Stuck in the Middle with You
Designers get to be known for particular styles of game. Uwe Rosenberg and his puzzle series of worker placement games with seemingly drab themes, Knizia and his penchant for auctions and strange scoring systems, Leacock and his co-operative ouvre. Bez Bonnie-Beth Shahriari has been a force of nature in the hobby for several years and is known for their expansive line of raucous party games, and the ELL series of word games. When designers move outside of their comfort zone, stretching their skills into other genres, the results can be surprising. With Last Bug Standing in The Circle of Doom (Last Bug Standing) we see Bez tackle a more tactical style of game with some success.
Last Bug Standing in the Circle of Doom is published by Surprised Stare Games with art by Akha Hulzebos.
I was sent Last Bug Standing in the Circle of Doom by Surprised Stare Games for review.
Last Bug Standing is a two-player game of cagey movement and investigative gunnery. You read that right. In a strange landscape you pilot a tank surrounded by Bug Eyed Monsters (BEMs). The bugs come in 4 varieties, 2 of which are effectively on your side. The others can be shot with abanadon, but total elimination is not your name.
At the start of the game each players takes the blue or red tokens that align you with particular monsters. You secretely pick one of the two monsters that are on your team as your favourite. The one you love the most. The aim of the opposing player is to work out which one of the two bugs you favour, and eliminate it. You might think this is an easy task with only two choices, but games throw strange spanners in the works.

First you have to drive the tank to the right place. It is controlled by a compass style board with 8 spaces pointing N, NE, E etc. This board has the pilot on it, who moves 1-3 spaces on a player’s turn, the amount determined by the player not the roll of a dice. The space the pilot ends up on trundles the tank in that direction.
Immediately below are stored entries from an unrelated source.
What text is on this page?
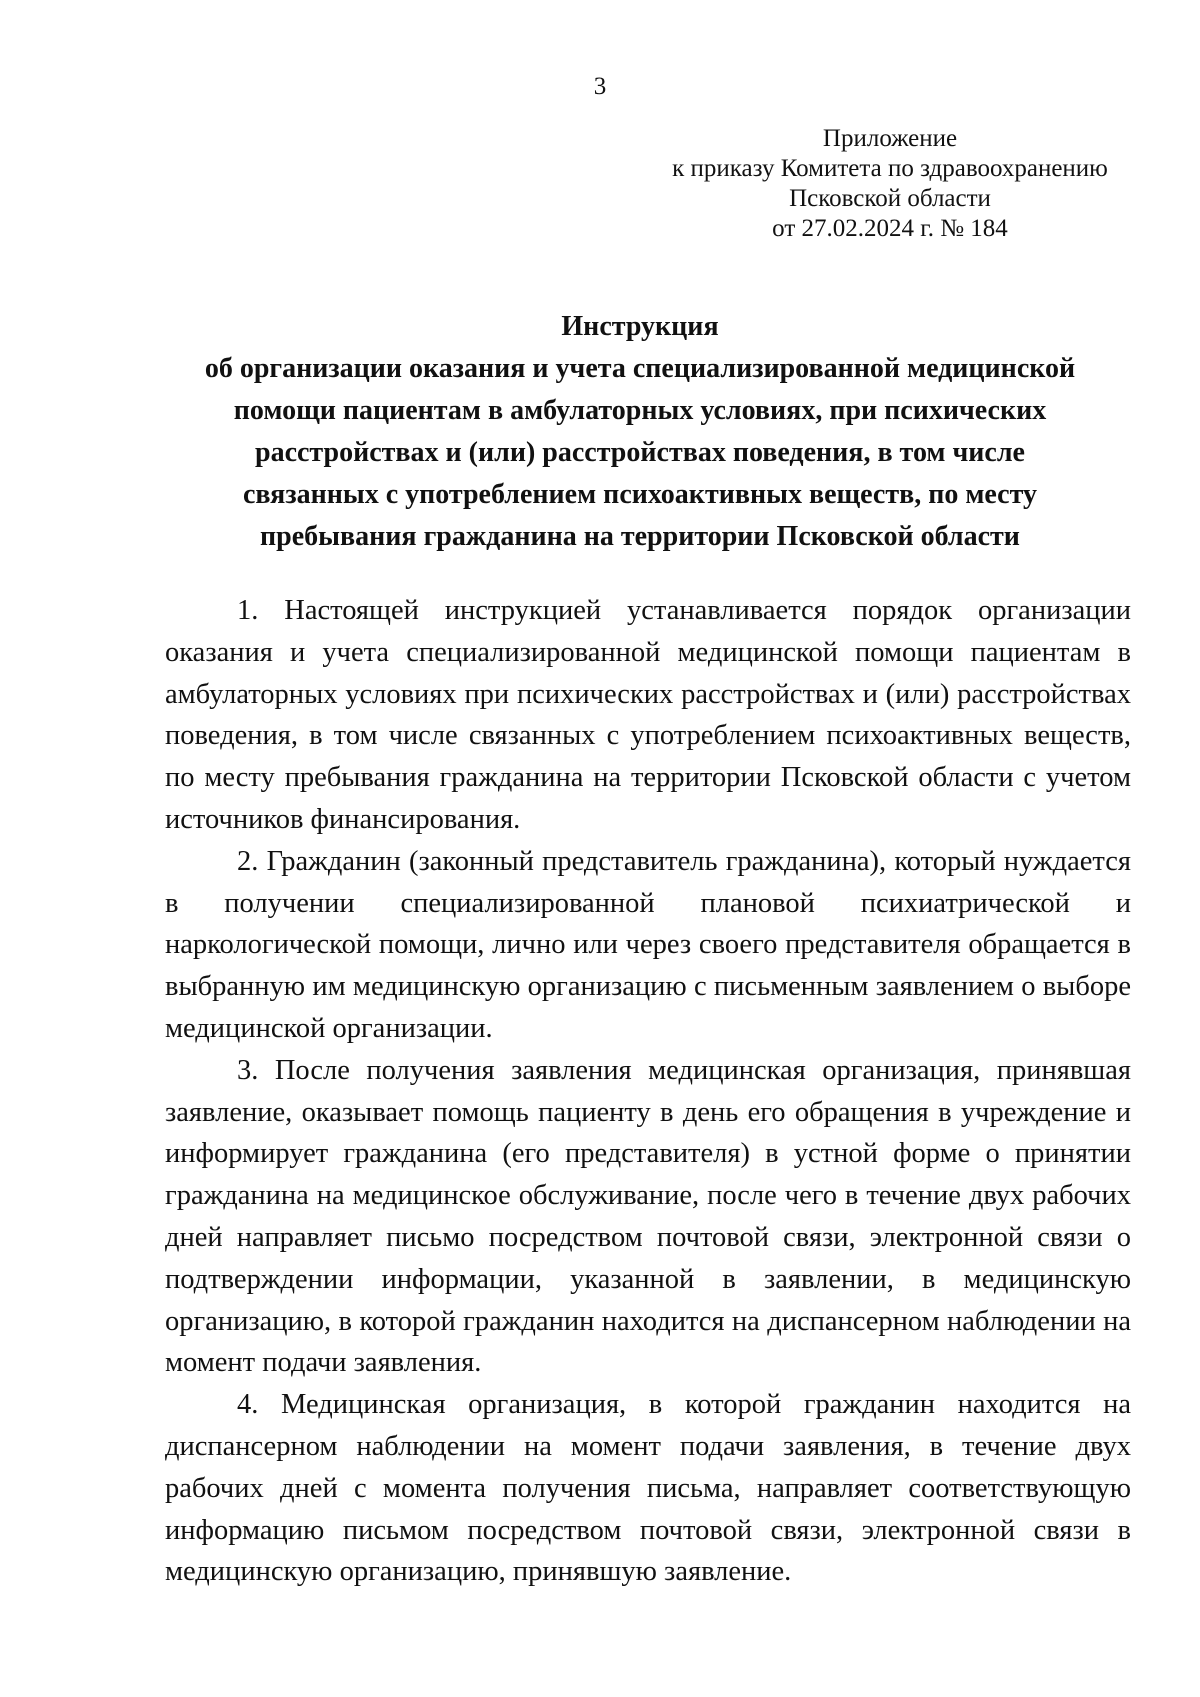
3
Приложение
к приказу Комитета по здравоохранению
Псковской области
от 27.02.2024 г. № 184
Инструкция
об организации оказания и учета специализированной медицинской
помощи пациентам в амбулаторных условиях, при психических
расстройствах и (или) расстройствах поведения, в том числе
связанных с употреблением психоактивных веществ, по месту
пребывания гражданина на территории Псковской области

1. Настоящей инструкцией устанавливается порядок организации оказания и учета специализированной медицинской помощи пациентам в амбулаторных условиях при психических расстройствах и (или) расстройствах поведения, в том числе связанных с употреблением психоактивных веществ, по месту пребывания гражданина на территории Псковской области с учетом источников финансирования.

2. Гражданин (законный представитель гражданина), который нуждается в получении специализированной плановой психиатрической и наркологической помощи, лично или через своего представителя обращается в выбранную им медицинскую организацию с письменным заявлением о выборе медицинской организации.

3. После получения заявления медицинская организация, принявшая заявление, оказывает помощь пациенту в день его обращения в учреждение и информирует гражданина (его представителя) в устной форме о принятии гражданина на медицинское обслуживание, после чего в течение двух рабочих дней направляет письмо посредством почтовой связи, электронной связи о подтверждении информации, указанной в заявлении, в медицинскую организацию, в которой гражданин находится на диспансерном наблюдении на момент подачи заявления.

4. Медицинская организация, в которой гражданин находится на диспансерном наблюдении на момент подачи заявления, в течение двух рабочих дней с момента получения письма, направляет соответствующую информацию письмом посредством почтовой связи, электронной связи в медицинскую организацию, принявшую заявление.
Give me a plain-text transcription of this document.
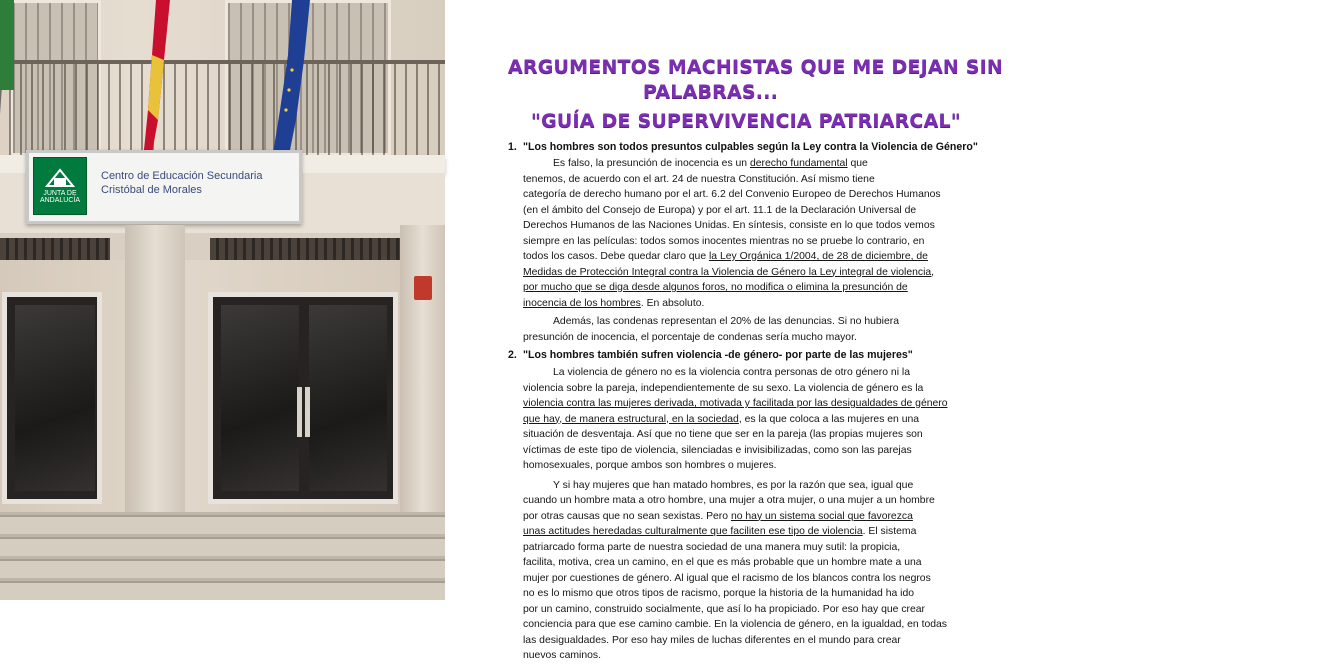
JUNTA DE ANDALUCÍA
Centro de Educación Secundaria
Cristóbal de Morales
ARGUMENTOS MACHISTAS QUE ME DEJAN SIN
PALABRAS...
"GUÍA DE SUPERVIVENCIA PATRIARCAL"
1. "Los hombres son todos presuntos culpables según la Ley contra la Violencia de Género"
Es falso, la presunción de inocencia es un derecho fundamental que
tenemos, de acuerdo con el art. 24 de nuestra Constitución. Así mismo tiene
categoría de derecho humano por el art. 6.2 del Convenio Europeo de Derechos Humanos
(en el ámbito del Consejo de Europa) y por el art. 11.1 de la Declaración Universal de
Derechos Humanos de las Naciones Unidas. En síntesis, consiste en lo que todos vemos
siempre en las películas: todos somos inocentes mientras no se pruebe lo contrario, en
todos los casos. Debe quedar claro que la Ley Orgánica 1/2004, de 28 de diciembre, de
Medidas de Protección Integral contra la Violencia de Género la Ley integral de violencia,
por mucho que se diga desde algunos foros, no modifica o elimina la presunción de
inocencia de los hombres. En absoluto.
Además, las condenas representan el 20% de las denuncias. Si no hubiera
presunción de inocencia, el porcentaje de condenas sería mucho mayor.
2. "Los hombres también sufren violencia -de género- por parte de las mujeres"
La violencia de género no es la violencia contra personas de otro género ni la
violencia sobre la pareja, independientemente de su sexo. La violencia de género es la
violencia contra las mujeres derivada, motivada y facilitada por las desigualdades de género
que hay, de manera estructural, en la sociedad, es la que coloca a las mujeres en una
situación de desventaja. Así que no tiene que ser en la pareja (las propias mujeres son
víctimas de este tipo de violencia, silenciadas e invisibilizadas, como son las parejas
homosexuales, porque ambos son hombres o mujeres.
Y si hay mujeres que han matado hombres, es por la razón que sea, igual que
cuando un hombre mata a otro hombre, una mujer a otra mujer, o una mujer a un hombre
por otras causas que no sean sexistas. Pero no hay un sistema social que favorezca
unas actitudes heredadas culturalmente que faciliten ese tipo de violencia. El sistema
patriarcado forma parte de nuestra sociedad de una manera muy sutil: la propicia,
facilita, motiva, crea un camino, en el que es más probable que un hombre mate a una
mujer por cuestiones de género. Al igual que el racismo de los blancos contra los negros
no es lo mismo que otros tipos de racismo, porque la historia de la humanidad ha ido
por un camino, construido socialmente, que así lo ha propiciado. Por eso hay que crear
conciencia para que ese camino cambie. En la violencia de género, en la igualdad, en todas
las desigualdades. Por eso hay miles de luchas diferentes en el mundo para crear
nuevos caminos.
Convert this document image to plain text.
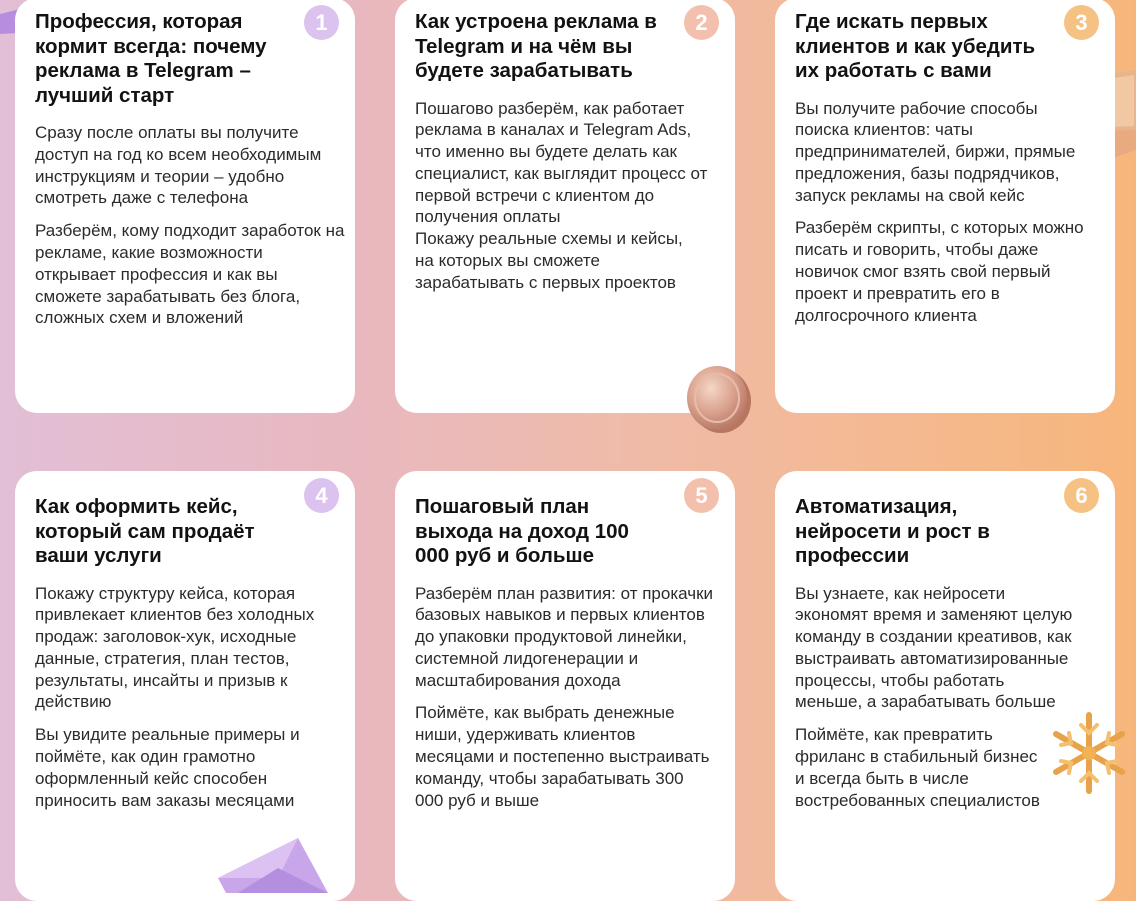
1
Профессия, которая кормит всегда: почему реклама в Telegram – лучший старт

Сразу после оплаты вы получите доступ на год ко всем необходимым инструкциям и теории – удобно смотреть даже с телефона

Разберём, кому подходит заработок на рекламе, какие возможности открывает профессия и как вы сможете зарабатывать без блога, сложных схем и вложений

2
Как устроена реклама в Telegram и на чём вы будете зарабатывать

Пошагово разберём, как работает реклама в каналах и Telegram Ads, что именно вы будете делать как специалист, как выглядит процесс от первой встречи с клиентом до получения оплаты

Покажу реальные схемы и кейсы, на которых вы сможете зарабатывать с первых проектов

3
Где искать первых клиентов и как убедить их работать с вами

Вы получите рабочие способы поиска клиентов: чаты предпринимателей, биржи, прямые предложения, базы подрядчиков, запуск рекламы на свой кейс

Разберём скрипты, с которых можно писать и говорить, чтобы даже новичок смог взять свой первый проект и превратить его в долгосрочного клиента

4
Как оформить кейс, который сам продаёт ваши услуги

Покажу структуру кейса, которая привлекает клиентов без холодных продаж: заголовок-хук, исходные данные, стратегия, план тестов, результаты, инсайты и призыв к действию

Вы увидите реальные примеры и поймёте, как один грамотно оформленный кейс способен приносить вам заказы месяцами

5
Пошаговый план выхода на доход 100 000 руб и больше

Разберём план развития: от прокачки базовых навыков и первых клиентов до упаковки продуктовой линейки, системной лидогенерации и масштабирования дохода

Поймёте, как выбрать денежные ниши, удерживать клиентов месяцами и постепенно выстраивать команду, чтобы зарабатывать 300 000 руб и выше

6
Автоматизация, нейросети и рост в профессии

Вы узнаете, как нейросети экономят время и заменяют целую команду в создании креативов, как выстраивать автоматизированные процессы, чтобы работать меньше, а зарабатывать больше

Поймёте, как превратить фриланс в стабильный бизнес и всегда быть в числе востребованных специалистов
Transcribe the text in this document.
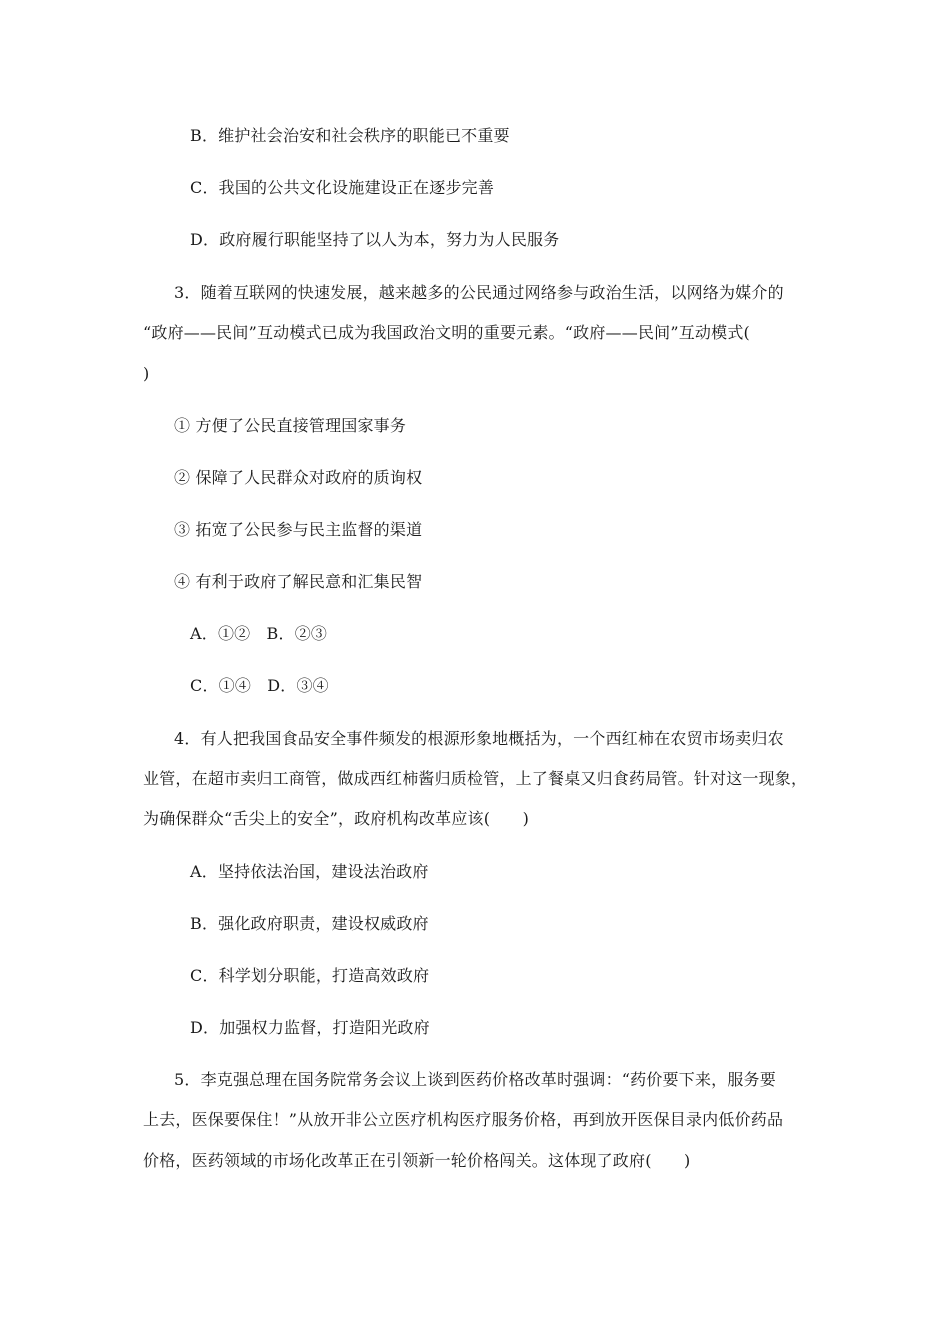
B．维护社会治安和社会秩序的职能已不重要
C．我国的公共文化设施建设正在逐步完善
D．政府履行职能坚持了以人为本，努力为人民服务
3．随着互联网的快速发展，越来越多的公民通过网络参与政治生活，以网络为媒介的
“政府——民间”互动模式已成为我国政治文明的重要元素。“政府——民间”互动模式(
)
① 方便了公民直接管理国家事务
② 保障了人民群众对政府的质询权
③ 拓宽了公民参与民主监督的渠道
④ 有利于政府了解民意和汇集民智
A．①②　B．②③
C．①④　D．③④
4．有人把我国食品安全事件频发的根源形象地概括为，一个西红柿在农贸市场卖归农
业管，在超市卖归工商管，做成西红柿酱归质检管，上了餐桌又归食药局管。针对这一现象，
为确保群众“舌尖上的安全”，政府机构改革应该(　　)
A．坚持依法治国，建设法治政府
B．强化政府职责，建设权威政府
C．科学划分职能，打造高效政府
D．加强权力监督，打造阳光政府
5．李克强总理在国务院常务会议上谈到医药价格改革时强调：“药价要下来，服务要
上去，医保要保住！”从放开非公立医疗机构医疗服务价格，再到放开医保目录内低价药品
价格，医药领域的市场化改革正在引领新一轮价格闯关。这体现了政府(　　)
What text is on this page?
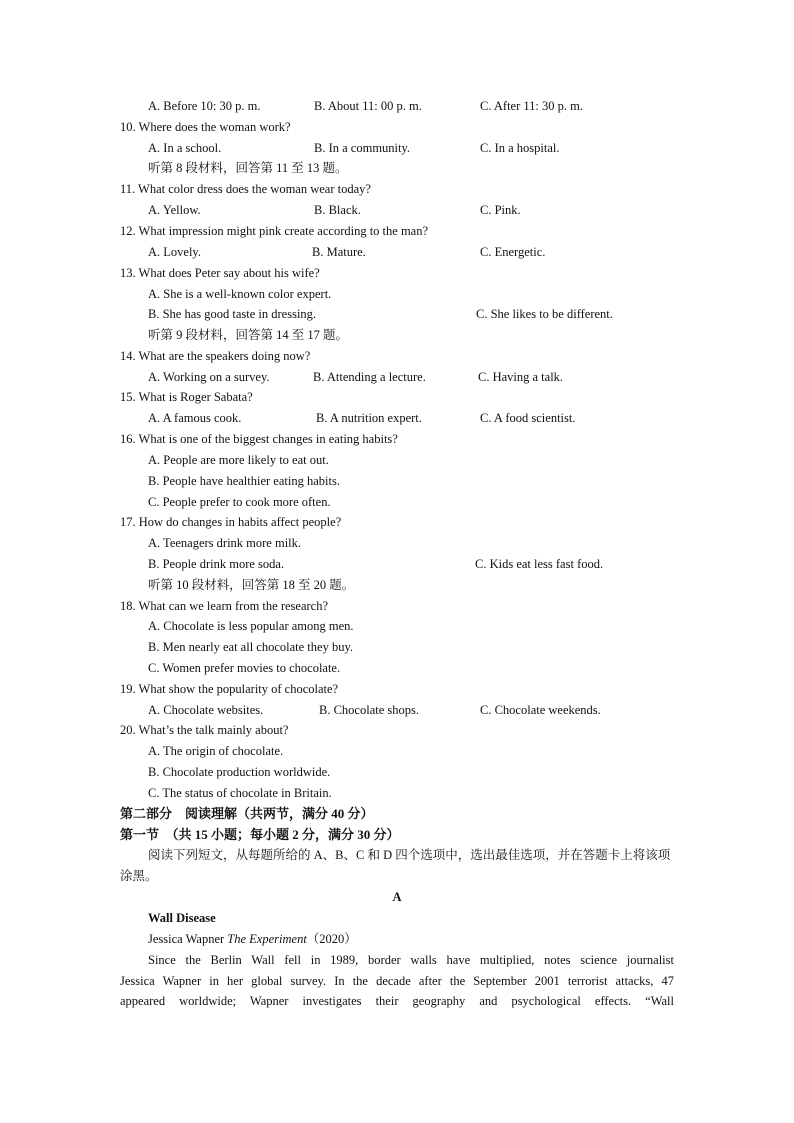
A. Before 10: 30 p. m.	B. About 11: 00 p. m.	C. After 11: 30 p. m.
10. Where does the woman work?
A. In a school.	B. In a community.	C. In a hospital.
听第 8 段材料，回答第 11 至 13 题。
11. What color dress does the woman wear today?
A. Yellow.	B. Black.	C. Pink.
12. What impression might pink create according to the man?
A. Lovely.	B. Mature.	C. Energetic.
13. What does Peter say about his wife?
A. She is a well-known color expert.
B. She has good taste in dressing.	C. She likes to be different.
听第 9 段材料，回答第 14 至 17 题。
14. What are the speakers doing now?
A. Working on a survey.	B. Attending a lecture.	C. Having a talk.
15. What is Roger Sabata?
A. A famous cook.	B. A nutrition expert.	C. A food scientist.
16. What is one of the biggest changes in eating habits?
A. People are more likely to eat out.
B. People have healthier eating habits.
C. People prefer to cook more often.
17. How do changes in habits affect people?
A. Teenagers drink more milk.
B. People drink more soda.	C. Kids eat less fast food.
听第 10 段材料，回答第 18 至 20 题。
18. What can we learn from the research?
A. Chocolate is less popular among men.
B. Men nearly eat all chocolate they buy.
C. Women prefer movies to chocolate.
19. What show the popularity of chocolate?
A. Chocolate websites.	B. Chocolate shops.	C. Chocolate weekends.
20. What’s the talk mainly about?
A. The origin of chocolate.
B. Chocolate production worldwide.
C. The status of chocolate in Britain.
第二部分　阅读理解（共两节，满分 40 分）
第一节　（共 15 小题；每小题 2 分，满分 30 分）
阅读下列短文，从每题所给的 A、B、C 和 D 四个选项中，选出最佳选项，并在答题卡上将该项涂黑。
A
Wall Disease
Jessica Wapner The Experiment（2020）
Since the Berlin Wall fell in 1989, border walls have multiplied, notes science journalist
Jessica Wapner in her global survey. In the decade after the September 2001 terrorist attacks, 47
appeared worldwide; Wapner investigates their geography and psychological effects. “Wall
When you settle on a space you check how many monsters are on it, intially 1 or 3. In another area of the game is a ring of tokens, the Circle of Doom of the title. It is made up of 12 tokens, 3 for each of the 4 monsters in the game. In the basic setup, one half of this monster clock is blue and the other half is red. The gunner starts on one of these tiles.
Landing on a tile moves the gunner around the circle a number of spaces equal to the number of monsters on the tile. If the gunner lands on a token that matches the type of monster on the tank tile, you shoot the monster and the token is removed. In order to fully eliminate a monster you have to remove all 3 of its tokens from the Circle of Doom. Of course in order to win you have to be removing the right monster.
The flow of the game comes down to manipulating the path of the tank to land on spaces advantageous to you, while also trying to hit the right bugs. This puzzle isn’t static however, because the risk to both sides increases as you play.
When the tank lands on a tile and the gunner doesn’t get to take a token from the Circle of Doom, that tile is flipped over. A flipped tile matches all 4 monsters and moves the gunner 2 spaces aroudn the circle. There is some nuance to how many of these flipped tiles will exists over the course of a game. I think you can see that as the landscape changes the game accelerates towards its end state.

In addition to the core movement puzzle, you can gain cards that change some of the ways you interact with the game. They add a frisson of surprise to the more predictable movement puzzle at the core of the game. A welcome bit of RNG in the proceedings.
Beyond the core setup you get a good amount of variety in the landscape, the make up of the circle, and how the tank responds when it hits the edge of the area. It is a decent game in a well presented package that won’t break the bank.
There is a ‘but’ coming.
You could feel it, couldn’t you? My only criticism of the game is that the rules feel a little fussy. They seem almost overly explained in places, using more words when fewer would do. The ‘but’ is this: But I don’t know who this is for.
Maybe what I have described sounds up your street, a little tactical puzzle in a box small enough to take on holiday. For me I enjoyed it well enough, but it just didn’t fire for me like some of my favourite two player games. I don’t get a lot of chance to play two player games and when I do I won’t be reaching for Last Bug Standing. Depending on the situation I prefer something lighter like Lacuna, or a more engaging puzzle like Compile or Imperium. It is a strange problem to talk about as a critic: how do we assess the games that are ‘fine’? A thought for a longer piece some time.
Last Bug Standing in the Circle of Doom is a well designed game in a competently put together package. Bez has done a good job of stepping outside of their more party focused designs, and partnered with a publisher that seemed to understand the assignment. I hope that some of you will check it out, even if it didn’t grab me completely.